To start, looking at Our results from the test, X²= 6.481, the degrees of freedom = 1, and the p-value = 0.0109. Since the p-value is less than 0.05, we reject the null, meaning there is a significant association between the exposure of 2,4-D and cancer in dogs. Since our X² was at 6.481 and our DF was only at 1, we can also assume there is a strong association between the two factors. For the cell count assumptions, all of the counts were greater than 5, so this means our results are all reliable and valid. The plot shows us that comparing the two groups of exposed versus not exposed and still have cancer, there is a small difference; around 200 number of dogs. It shows that there are more un-exposed dogs who have cancer than exposed dogs who have cancer. But, when we look at the no cancer section, we see it is a way higher amount of dogs that don’t have cancer compared to dogs who were exposed and don’t have cancer. The difference is about 320, possibly. We can assume from this graph that in the cancer group, exposure is more common, and in the no cancer group, non-exposure is more common.

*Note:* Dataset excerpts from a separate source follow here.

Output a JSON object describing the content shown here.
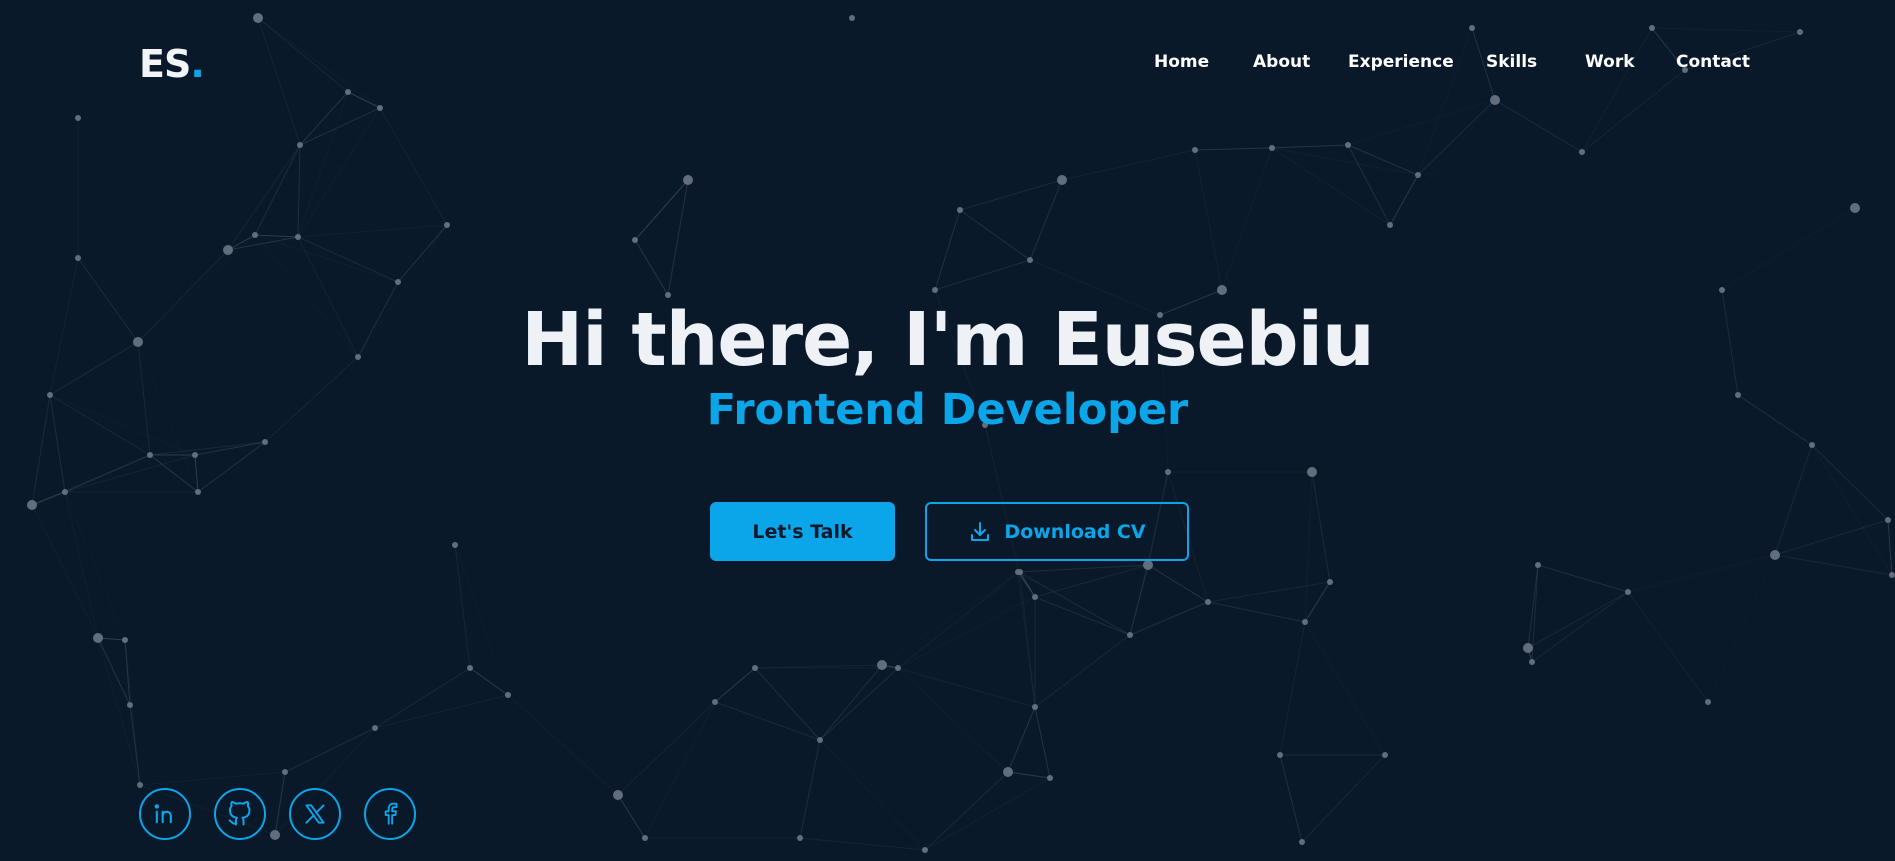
{
  "brand": {
    "logo_text": "ES",
    "logo_dot": ".",
    "accent_color": "#0ba5e9",
    "background_color": "#0a1929"
  },
  "nav": {
    "items": [
      {
        "label": "Home"
      },
      {
        "label": "About"
      },
      {
        "label": "Experience"
      },
      {
        "label": "Skills"
      },
      {
        "label": "Work"
      },
      {
        "label": "Contact"
      }
    ]
  },
  "hero": {
    "title": "Hi there, I'm Eusebiu",
    "subtitle": "Frontend Developer"
  },
  "actions": {
    "talk_label": "Let's Talk",
    "download_label": "Download CV",
    "download_icon": "download-icon"
  },
  "socials": [
    {
      "icon": "linkedin-icon"
    },
    {
      "icon": "github-icon"
    },
    {
      "icon": "x-twitter-icon"
    },
    {
      "icon": "facebook-icon"
    }
  ]
}
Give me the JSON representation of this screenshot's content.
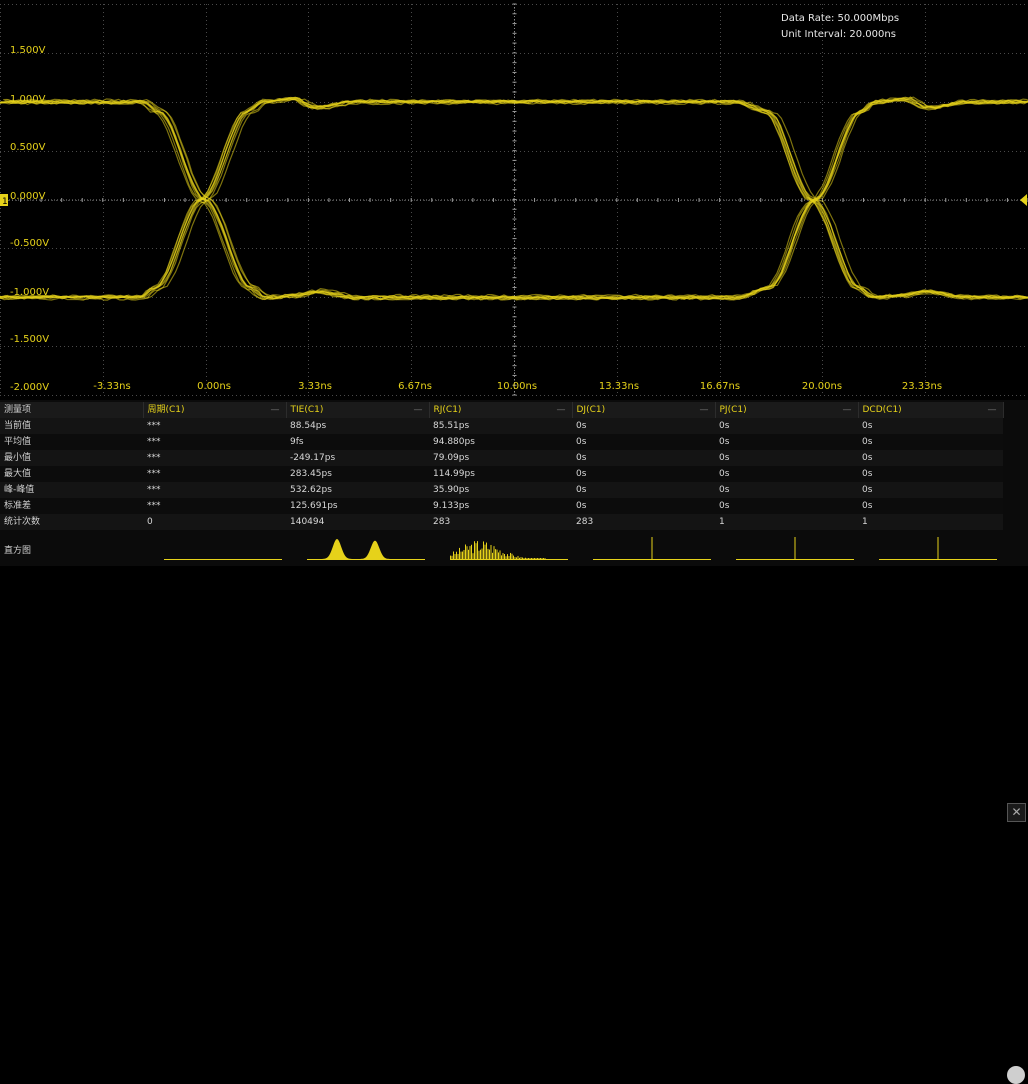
{
  "scope": {
    "info": {
      "data_rate": "Data Rate: 50.000Mbps",
      "unit_interval": "Unit Interval: 20.000ns"
    },
    "y_labels": [
      "1.500V",
      "1.000V",
      "0.500V",
      "0.000V",
      "-0.500V",
      "-1.000V",
      "-1.500V",
      "-2.000V"
    ],
    "x_labels": [
      "-3.33ns",
      "0.00ns",
      "3.33ns",
      "6.67ns",
      "10.00ns",
      "13.33ns",
      "16.67ns",
      "20.00ns",
      "23.33ns"
    ],
    "trace_color": "#e6d21a",
    "channel_marker": "1"
  },
  "chart_data": {
    "type": "line",
    "title": "",
    "xlabel": "",
    "ylabel": "",
    "x_unit": "ns",
    "y_unit": "V",
    "xlim": [
      -6.7,
      27.0
    ],
    "ylim": [
      -2.0,
      2.0
    ],
    "grid": true,
    "series": [
      {
        "x": [
          -6.7,
          -4.5,
          -2.0,
          -1.5,
          0.0,
          1.5,
          2.0,
          3.0,
          3.7,
          5.0,
          16.0,
          17.5,
          18.5,
          20.0,
          21.5,
          22.0,
          23.0,
          23.7,
          25.0,
          27.0
        ],
        "y": [
          1.0,
          1.0,
          1.0,
          0.9,
          0.0,
          -0.9,
          -1.0,
          -0.98,
          -0.94,
          -1.0,
          -1.0,
          -1.0,
          -0.9,
          0.0,
          0.9,
          1.0,
          1.03,
          0.94,
          1.0,
          1.0
        ]
      },
      {
        "x": [
          -6.7,
          -4.5,
          -2.0,
          -1.5,
          0.0,
          1.5,
          2.0,
          3.0,
          3.7,
          5.0,
          16.0,
          17.5,
          18.5,
          20.0,
          21.5,
          22.0,
          23.0,
          23.7,
          25.0,
          27.0
        ],
        "y": [
          -1.0,
          -1.0,
          -1.0,
          -0.9,
          0.0,
          0.9,
          1.0,
          1.03,
          0.94,
          1.0,
          1.0,
          1.0,
          0.9,
          0.0,
          -0.9,
          -1.0,
          -0.98,
          -0.94,
          -1.0,
          -1.0
        ]
      }
    ]
  },
  "measurements": {
    "columns": [
      "测量项",
      "周期(C1)",
      "TIE(C1)",
      "RJ(C1)",
      "DJ(C1)",
      "PJ(C1)",
      "DCD(C1)"
    ],
    "rows": [
      [
        "当前值",
        "***",
        "88.54ps",
        "85.51ps",
        "0s",
        "0s",
        "0s"
      ],
      [
        "平均值",
        "***",
        "9fs",
        "94.880ps",
        "0s",
        "0s",
        "0s"
      ],
      [
        "最小值",
        "***",
        "-249.17ps",
        "79.09ps",
        "0s",
        "0s",
        "0s"
      ],
      [
        "最大值",
        "***",
        "283.45ps",
        "114.99ps",
        "0s",
        "0s",
        "0s"
      ],
      [
        "峰-峰值",
        "***",
        "532.62ps",
        "35.90ps",
        "0s",
        "0s",
        "0s"
      ],
      [
        "标准差",
        "***",
        "125.691ps",
        "9.133ps",
        "0s",
        "0s",
        "0s"
      ],
      [
        "统计次数",
        "0",
        "140494",
        "283",
        "283",
        "1",
        "1"
      ]
    ],
    "histogram_label": "直方图",
    "histograms": [
      {
        "kind": "flat"
      },
      {
        "kind": "bimodal"
      },
      {
        "kind": "noisy"
      },
      {
        "kind": "spike"
      },
      {
        "kind": "spike"
      },
      {
        "kind": "spike"
      }
    ],
    "close_icon": "close-icon",
    "settings_icon": "gear-icon"
  }
}
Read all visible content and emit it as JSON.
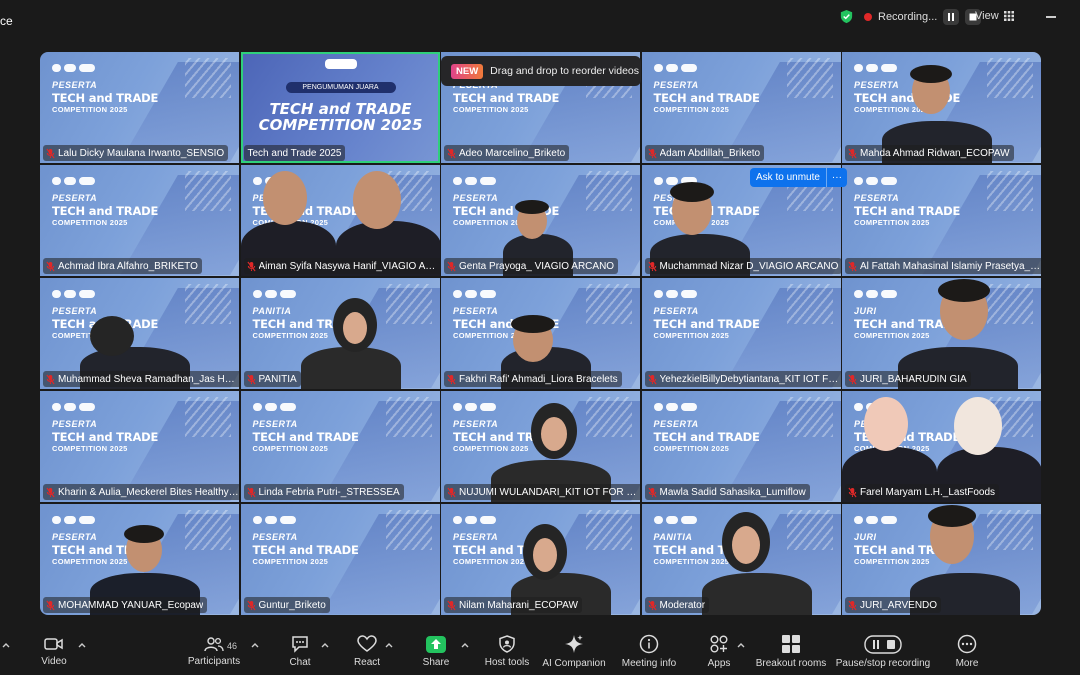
{
  "window": {
    "title_fragment": "ce"
  },
  "topbar": {
    "recording_label": "Recording...",
    "view_label": "View"
  },
  "toast": {
    "badge": "NEW",
    "text": "Drag and drop to reorder videos"
  },
  "unmute": {
    "label": "Ask to unmute",
    "more": "···"
  },
  "slide": {
    "role_peserta": "PESERTA",
    "role_panitia": "PANITIA",
    "role_juri": "JURI",
    "line1": "TECH and TRADE",
    "line2": "COMPETITION 2025",
    "feature_pill": "PENGUMUMAN JUARA",
    "feature_line1": "TECH and TRADE",
    "feature_line2": "COMPETITION 2025"
  },
  "participants": [
    {
      "name": "Lalu Dicky Maulana Irwanto_SENSIO",
      "role": "PESERTA"
    },
    {
      "name": "Tech and Trade 2025",
      "role": "FEATURE"
    },
    {
      "name": "Adeo Marcelino_Briketo",
      "role": "PESERTA"
    },
    {
      "name": "Adam Abdillah_Briketo",
      "role": "PESERTA"
    },
    {
      "name": "Mahda Ahmad Ridwan_ECOPAW",
      "role": "PESERTA"
    },
    {
      "name": "Achmad Ibra Alfahro_BRIKETO",
      "role": "PESERTA"
    },
    {
      "name": "Aiman Syifa Nasywa Hanif_VIAGIO ARC...",
      "role": "PESERTA"
    },
    {
      "name": "Genta Prayoga_ VIAGIO ARCANO",
      "role": "PESERTA"
    },
    {
      "name": "Muchammad Nizar D_VIAGIO ARCANO",
      "role": "PESERTA"
    },
    {
      "name": "Al Fattah Mahasinal Islamiy Prasetya_Lu...",
      "role": "PESERTA"
    },
    {
      "name": "Muhammad Sheva Ramadhan_Jas Huja...",
      "role": "PESERTA"
    },
    {
      "name": "PANITIA",
      "role": "PANITIA"
    },
    {
      "name": "Fakhri Rafi' Ahmadi_Liora Bracelets",
      "role": "PESERTA"
    },
    {
      "name": "YehezkielBillyDebytiantana_KIT IOT FOR ...",
      "role": "PESERTA"
    },
    {
      "name": "JURI_BAHARUDIN GIA",
      "role": "JURI"
    },
    {
      "name": "Kharin & Aulia_Meckerel Bites Healthy C...",
      "role": "PESERTA"
    },
    {
      "name": "Linda Febria Putri-_STRESSEA",
      "role": "PESERTA"
    },
    {
      "name": "NUJUMI WULANDARI_KIT IOT FOR EDU...",
      "role": "PESERTA"
    },
    {
      "name": "Mawla Sadid Sahasika_Lumiflow",
      "role": "PESERTA"
    },
    {
      "name": "Farel Maryam L.H._LastFoods",
      "role": "PESERTA"
    },
    {
      "name": "MOHAMMAD YANUAR_Ecopaw",
      "role": "PESERTA"
    },
    {
      "name": "Guntur_Briketo",
      "role": "PESERTA"
    },
    {
      "name": "Nilam Maharani_ECOPAW",
      "role": "PESERTA"
    },
    {
      "name": "Moderator",
      "role": "PANITIA"
    },
    {
      "name": "JURI_ARVENDO",
      "role": "JURI"
    }
  ],
  "toolbar": {
    "video": "Video",
    "participants": "Participants",
    "participant_count": "46",
    "chat": "Chat",
    "react": "React",
    "share": "Share",
    "host_tools": "Host tools",
    "ai_companion": "AI Companion",
    "meeting_info": "Meeting info",
    "apps": "Apps",
    "breakout_rooms": "Breakout rooms",
    "pause_stop_recording": "Pause/stop recording",
    "more": "More"
  },
  "colors": {
    "active_speaker": "#2fd07b",
    "share_green": "#23c35f",
    "unmute_blue": "#0e72ed",
    "mic_red": "#e02828"
  }
}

Conclusion and Future Directions

In all, we found out that there is a statistical significant association between the herbicide exposure and cancer occurrence in dogs, with our X² being 6.48 and our p-value, 0.0109.There is a 6.7% difference in cancer rate when you compare exposed to non exposed dogs I did 191 (exposed + cancer)divided by 491 (total dogs with cancer)which got me 38.9%, then did 304 (exposed + no cancer) divided by 945 (total dogs with no cancer) and got 32.2%. 38.9% - 32.22% = 6.7 % difference. So, that 6.7% is representing that herbicide exposure is more common in dogs with cancer, than without. This means we can assume that herbicide exposure (specifically 2,4-D in this case) has a link to higher cancer risk in dogs. For future research, I think it would be interesting to dig deeper into factors like breed, age, diet, and health problems that the dog already has.This would give us more insight on what owners should look out for when caring for their dogs.